By the time the final 15 minutes rolled by, the Giants burst through Sydney’s figurative dam wall. GWS entered their attacking zone 18 times, and kicked seven of the last eight scores, to get home by 42 points. For a team that had lost two games by a combined 11 points – one of those losses coming after the siren, too – and that had outgunned all that came before them, it was a heavy defeat.

The Giants’ victory against the Swans was inevitable, yes, but the manner was a surprise. We really shouldn’t let ourselves be surprised at what the Giants can do anymore.

Another fantabulous round awaits
We’re headed for the first of three bye rounds this weekend, but through luck, the dark arts or some combination of these, seven of the top eight sides will be suiting up. Friday night’s North vs Hawks match-up will set the tone, before the stars and scrubs of Geelong collide with the polar opposites of the Western Bulldogs on Saturday night.

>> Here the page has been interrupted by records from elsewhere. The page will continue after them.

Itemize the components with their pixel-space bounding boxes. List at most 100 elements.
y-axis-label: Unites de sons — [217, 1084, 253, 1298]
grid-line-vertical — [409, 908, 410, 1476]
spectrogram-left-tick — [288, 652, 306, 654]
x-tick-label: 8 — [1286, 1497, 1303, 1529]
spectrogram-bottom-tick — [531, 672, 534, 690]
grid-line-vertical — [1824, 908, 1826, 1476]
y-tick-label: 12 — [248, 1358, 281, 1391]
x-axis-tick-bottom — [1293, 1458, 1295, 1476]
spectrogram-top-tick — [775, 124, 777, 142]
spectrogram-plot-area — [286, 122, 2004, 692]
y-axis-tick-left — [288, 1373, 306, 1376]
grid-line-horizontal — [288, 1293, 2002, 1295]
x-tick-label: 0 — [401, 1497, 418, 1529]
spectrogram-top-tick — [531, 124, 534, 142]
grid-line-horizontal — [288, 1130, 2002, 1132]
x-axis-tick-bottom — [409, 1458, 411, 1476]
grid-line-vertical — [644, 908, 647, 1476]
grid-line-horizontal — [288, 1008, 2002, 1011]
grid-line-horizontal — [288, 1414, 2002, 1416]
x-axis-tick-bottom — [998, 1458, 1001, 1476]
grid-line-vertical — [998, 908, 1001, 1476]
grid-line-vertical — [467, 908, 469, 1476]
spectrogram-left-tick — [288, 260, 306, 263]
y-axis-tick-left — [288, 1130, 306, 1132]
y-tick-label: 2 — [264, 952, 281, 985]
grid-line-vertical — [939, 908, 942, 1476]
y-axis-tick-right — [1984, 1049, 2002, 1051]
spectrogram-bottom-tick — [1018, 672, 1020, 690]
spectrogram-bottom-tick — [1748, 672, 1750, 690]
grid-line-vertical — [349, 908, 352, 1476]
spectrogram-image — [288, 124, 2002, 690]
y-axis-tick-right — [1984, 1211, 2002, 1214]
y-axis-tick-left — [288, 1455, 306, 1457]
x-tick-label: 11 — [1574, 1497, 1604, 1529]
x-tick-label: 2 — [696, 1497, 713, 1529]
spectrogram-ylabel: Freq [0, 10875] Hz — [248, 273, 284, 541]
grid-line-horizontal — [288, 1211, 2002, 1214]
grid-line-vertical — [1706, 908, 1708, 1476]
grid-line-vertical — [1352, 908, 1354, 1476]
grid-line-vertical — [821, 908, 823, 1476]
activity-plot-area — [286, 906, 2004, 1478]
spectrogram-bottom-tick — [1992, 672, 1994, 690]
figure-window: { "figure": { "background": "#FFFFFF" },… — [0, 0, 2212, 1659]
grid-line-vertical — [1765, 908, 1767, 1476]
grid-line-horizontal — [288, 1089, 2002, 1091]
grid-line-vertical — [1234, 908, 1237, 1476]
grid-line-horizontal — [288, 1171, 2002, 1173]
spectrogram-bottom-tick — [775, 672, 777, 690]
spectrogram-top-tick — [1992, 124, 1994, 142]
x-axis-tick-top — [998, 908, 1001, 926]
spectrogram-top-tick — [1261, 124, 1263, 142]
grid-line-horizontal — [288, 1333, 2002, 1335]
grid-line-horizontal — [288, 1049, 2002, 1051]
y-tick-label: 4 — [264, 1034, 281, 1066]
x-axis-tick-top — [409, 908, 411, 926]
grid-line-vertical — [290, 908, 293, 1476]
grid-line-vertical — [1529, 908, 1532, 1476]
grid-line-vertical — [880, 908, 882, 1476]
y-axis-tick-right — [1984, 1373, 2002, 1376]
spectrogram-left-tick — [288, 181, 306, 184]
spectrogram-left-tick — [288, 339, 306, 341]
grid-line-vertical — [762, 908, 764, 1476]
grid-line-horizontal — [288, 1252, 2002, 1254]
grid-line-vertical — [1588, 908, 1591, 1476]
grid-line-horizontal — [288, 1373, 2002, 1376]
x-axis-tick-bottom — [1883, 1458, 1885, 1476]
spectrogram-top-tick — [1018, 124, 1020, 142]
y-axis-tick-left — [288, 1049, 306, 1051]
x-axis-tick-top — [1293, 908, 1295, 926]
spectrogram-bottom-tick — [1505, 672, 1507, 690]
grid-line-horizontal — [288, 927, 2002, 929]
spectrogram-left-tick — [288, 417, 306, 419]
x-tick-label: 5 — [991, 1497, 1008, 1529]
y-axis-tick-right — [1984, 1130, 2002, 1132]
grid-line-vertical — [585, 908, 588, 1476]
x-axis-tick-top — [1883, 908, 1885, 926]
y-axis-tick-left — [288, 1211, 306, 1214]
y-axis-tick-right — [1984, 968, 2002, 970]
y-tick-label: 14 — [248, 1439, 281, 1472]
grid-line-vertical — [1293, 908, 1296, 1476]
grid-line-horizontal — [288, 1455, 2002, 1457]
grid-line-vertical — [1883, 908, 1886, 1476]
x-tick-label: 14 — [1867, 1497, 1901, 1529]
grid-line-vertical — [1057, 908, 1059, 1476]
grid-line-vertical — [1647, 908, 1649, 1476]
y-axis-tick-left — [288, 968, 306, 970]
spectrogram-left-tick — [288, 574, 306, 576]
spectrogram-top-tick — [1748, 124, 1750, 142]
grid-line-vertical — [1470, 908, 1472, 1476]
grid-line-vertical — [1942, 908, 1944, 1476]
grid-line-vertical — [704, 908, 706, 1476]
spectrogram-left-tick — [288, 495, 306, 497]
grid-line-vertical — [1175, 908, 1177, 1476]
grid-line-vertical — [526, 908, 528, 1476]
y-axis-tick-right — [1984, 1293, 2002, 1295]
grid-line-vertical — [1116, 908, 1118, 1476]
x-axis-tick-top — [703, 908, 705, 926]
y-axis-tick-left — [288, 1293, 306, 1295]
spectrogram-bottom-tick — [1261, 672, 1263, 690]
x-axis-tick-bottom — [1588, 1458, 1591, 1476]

Sunday twilight, between the Dons and Giants, might struggle to draw 10,000 fans through the turnstiles, and could be the first time in history the AFL employs the open roof as an equalisation measure. Still, I can’t wait to see what a team full of pacey, precise runners can do against a team of witches hats; the line is set at near enough to 12 goals, which won’t be enough.

As Cam Rose said yesterday, this is the most thrilling season in recent memory, and long may it continue.